What is an example of an embedded controller? ›

Here are a few mobile embedded control systems examples: Digital cameras. Mobile phones. Smart watch.

What are 3 devices that contain embedded systems? ›

Digital cameras. Digital wristwatches. MP3 players. Appliances, such as refrigerators, washing machines, and microwave ovens.

What does ARMv8 stand for? ›

For example, Armv8-A means version 8 of the Arm A-profile architecture and Armv9-A means version 9 of the A-profile architecture. A version like Armv8-A is a major release of the architecture. However, there are also minor versions that are added to a major release.

What is the difference between ARMv7 and ARMv8 architecture? ›

The ARMv7 architecture is the basis for all current 32-bit ARM Cortex™ processors, including the Cortex-A15 and Cortex-A9 processors. The ARMv8 architecture is the first ARM architecture that includes 64-bit execution, enabling processors based on the architecture to combine 64-bit execution with 32-bit execution.

Is ARMv8 arm64? ›

It says that version 1.5. 1 of this binary supports armv8 architecture. That also indicates that armv8 and arm64 are the same thing.
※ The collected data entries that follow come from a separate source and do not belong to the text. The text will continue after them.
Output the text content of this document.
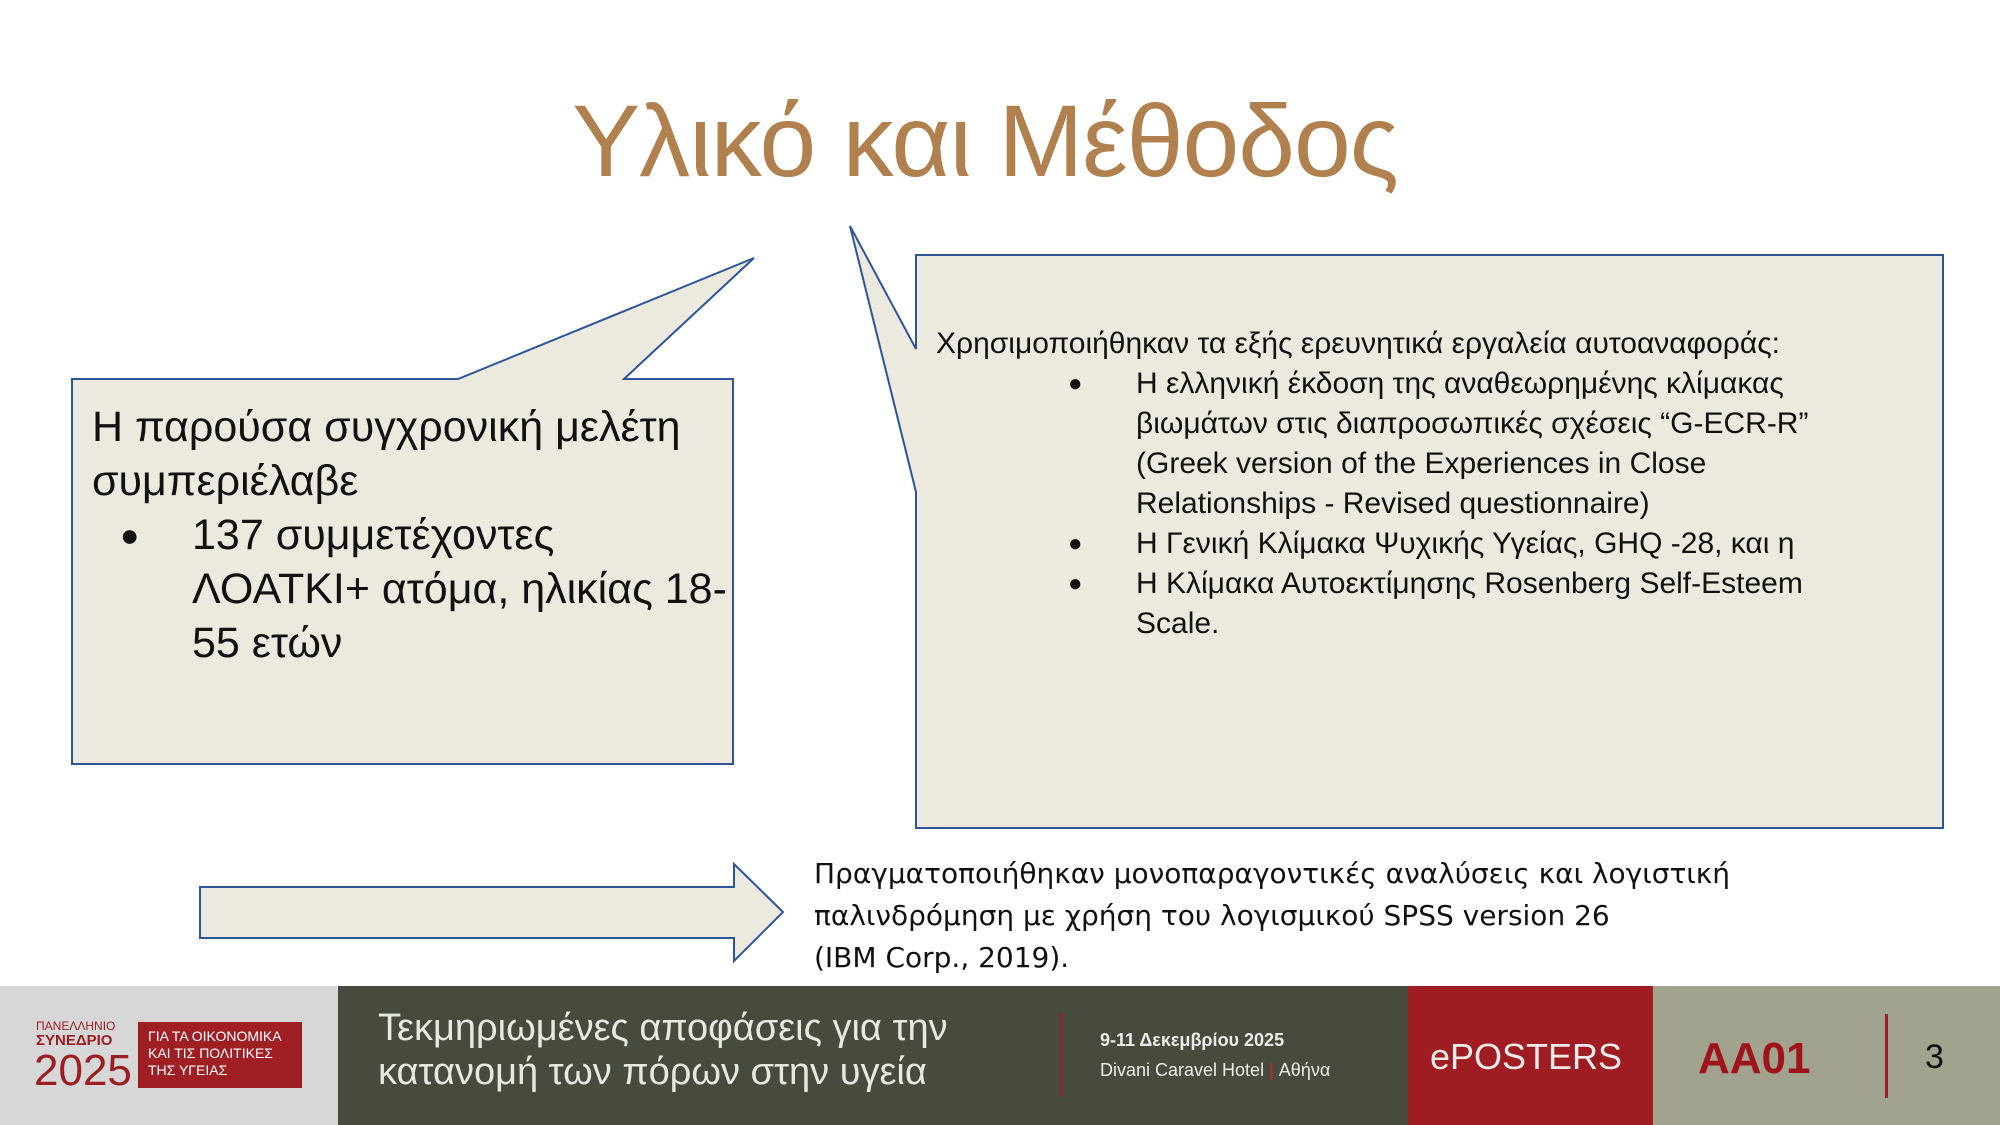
Υλικό και Μέθοδος
Η παρούσα συγχρονική μελέτη συμπεριέλαβε
● 137 συμμετέχοντες ΛΟΑΤΚΙ+ ατόμα, ηλικίας 18-55 ετών
Χρησιμοποιήθηκαν τα εξής ερευνητικά εργαλεία αυτοαναφοράς:
● Η ελληνική έκδοση της αναθεωρημένης κλίμακας βιωμάτων στις διαπροσωπικές σχέσεις “G-ECR-R” (Greek version of the Experiences in Close Relationships - Revised questionnaire)
● Η Γενική Κλίμακα Ψυχικής Υγείας, GHQ -28, και η
● Η Κλίμακα Αυτοεκτίμησης Rosenberg Self-Esteem Scale.
Πραγματοποιήθηκαν μονοπαραγοντικές αναλύσεις και λογιστική
παλινδρόμηση με χρήση του λογισμικού SPSS version 26
(IBM Corp., 2019).
ΠΑΝΕΛΛΗΝΙΟ
ΣΥΝΕΔΡΙΟ
2025
ΓΙΑ ΤΑ ΟΙΚΟΝΟΜΙΚΑ ΚΑΙ ΤΙΣ ΠΟΛΙΤΙΚΕΣ ΤΗΣ ΥΓΕΙΑΣ
Τεκμηριωμένες αποφάσεις για την κατανομή των πόρων στην υγεία
9-11 Δεκεμβρίου 2025
Divani Caravel Hotel | Αθήνα	ePOSTERS AA01	3
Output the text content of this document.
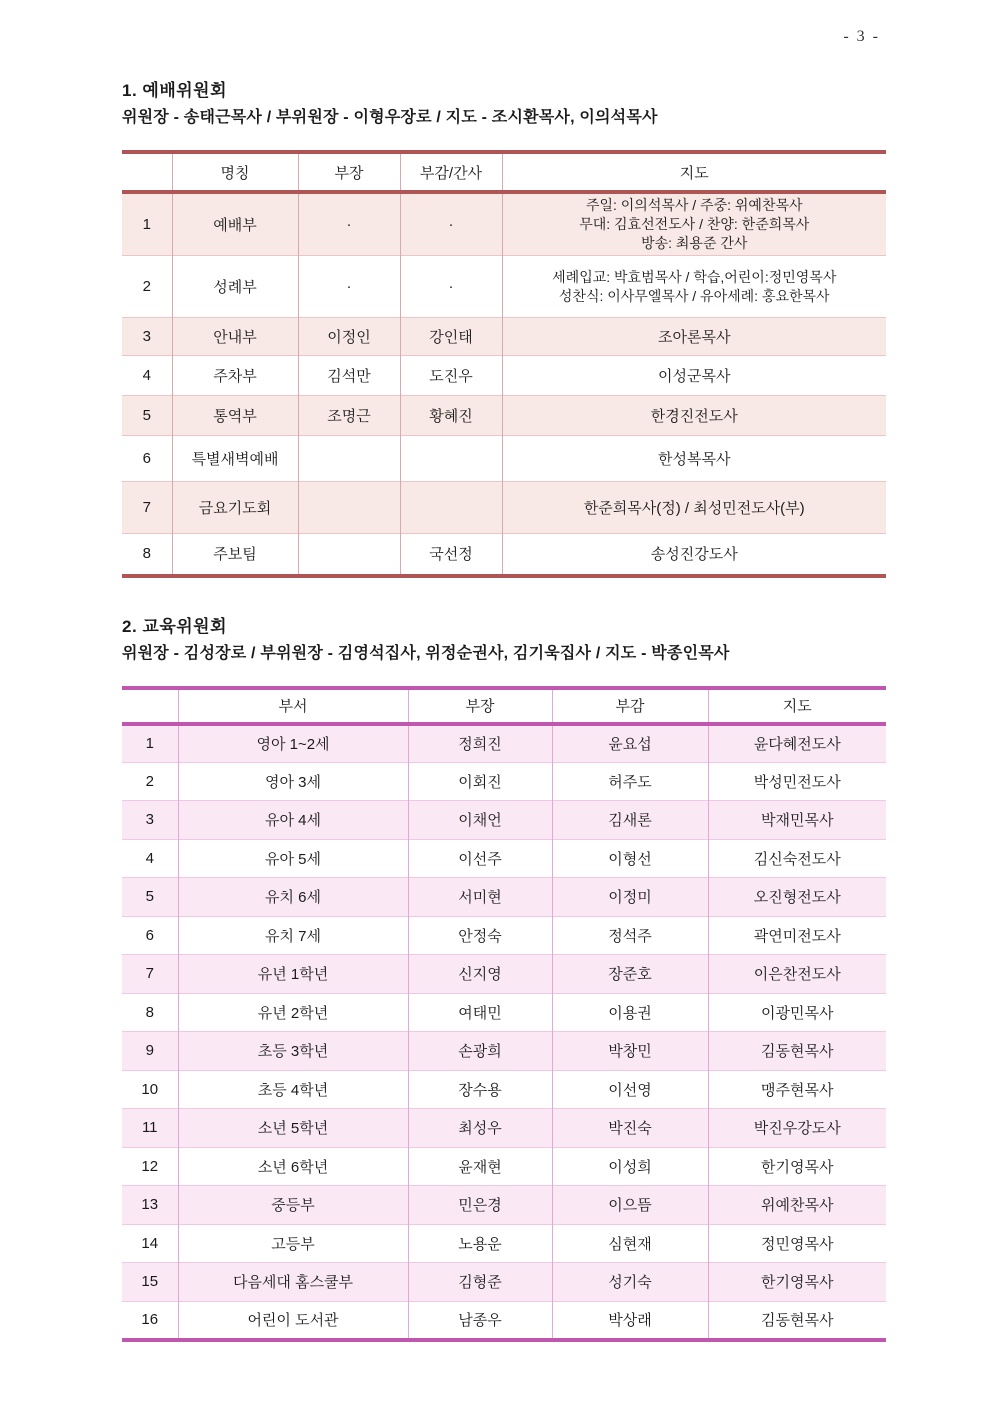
- 3 -
1. 예배위원회

위원장 - 송태근목사 / 부위원장 - 이형우장로 / 지도 - 조시환목사, 이의석목사

	명칭	부장	부감/간사	지도
1	예배부	·	·	주일: 이의석목사 / 주중: 위예찬목사
무대: 김효선전도사 / 찬양: 한준희목사
방송: 최용준 간사

2	성례부	·	·	세례입교: 박효범목사 / 학습,어린이:정민영목사
성찬식: 이사무엘목사 / 유아세례: 홍요한목사

3	안내부	이정인	강인태	조아론목사
4	주차부	김석만	도진우	이성군목사
5	통역부	조명근	황혜진	한경진전도사
6	특별새벽예배			한성복목사
7	금요기도회			한준희목사(정) / 최성민전도사(부)
8	주보팀		국선정	송성진강도사
2. 교육위원회

위원장 - 김성장로 / 부위원장 - 김영석집사, 위정순권사, 김기욱집사 / 지도 - 박종인목사

	부서	부장	부감	지도
1	영아 1~2세	정희진	윤요섭	윤다혜전도사
2	영아 3세	이회진	허주도	박성민전도사
3	유아 4세	이채언	김새론	박재민목사
4	유아 5세	이선주	이형선	김신숙전도사
5	유치 6세	서미현	이정미	오진형전도사
6	유치 7세	안정숙	정석주	곽연미전도사
7	유년 1학년	신지영	장준호	이은찬전도사
8	유년 2학년	여태민	이용권	이광민목사
9	초등 3학년	손광희	박창민	김동현목사
10	초등 4학년	장수용	이선영	맹주현목사
11	소년 5학년	최성우	박진숙	박진우강도사
12	소년 6학년	윤재현	이성희	한기영목사
13	중등부	민은경	이으뜸	위예찬목사
14	고등부	노용운	심현재	정민영목사
15	다음세대 홈스쿨부	김형준	성기숙	한기영목사
16	어린이 도서관	남종우	박상래	김동현목사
How do I know if I have an ARM processor? ›

Click on the System icon. Click About on the left side menu at the very bottom. Under Device specifications on the right side, check the System type. This will indicate either a x86-based processor (32-bit), x64-based processor (64-bit), or an ARM-based processor.

Is ARM Cortex good for gaming? ›

Arm works with many of the world's leading games companies and gaming engines to fully optimize performance and the overall gaming experience on Arm-based mobile devices.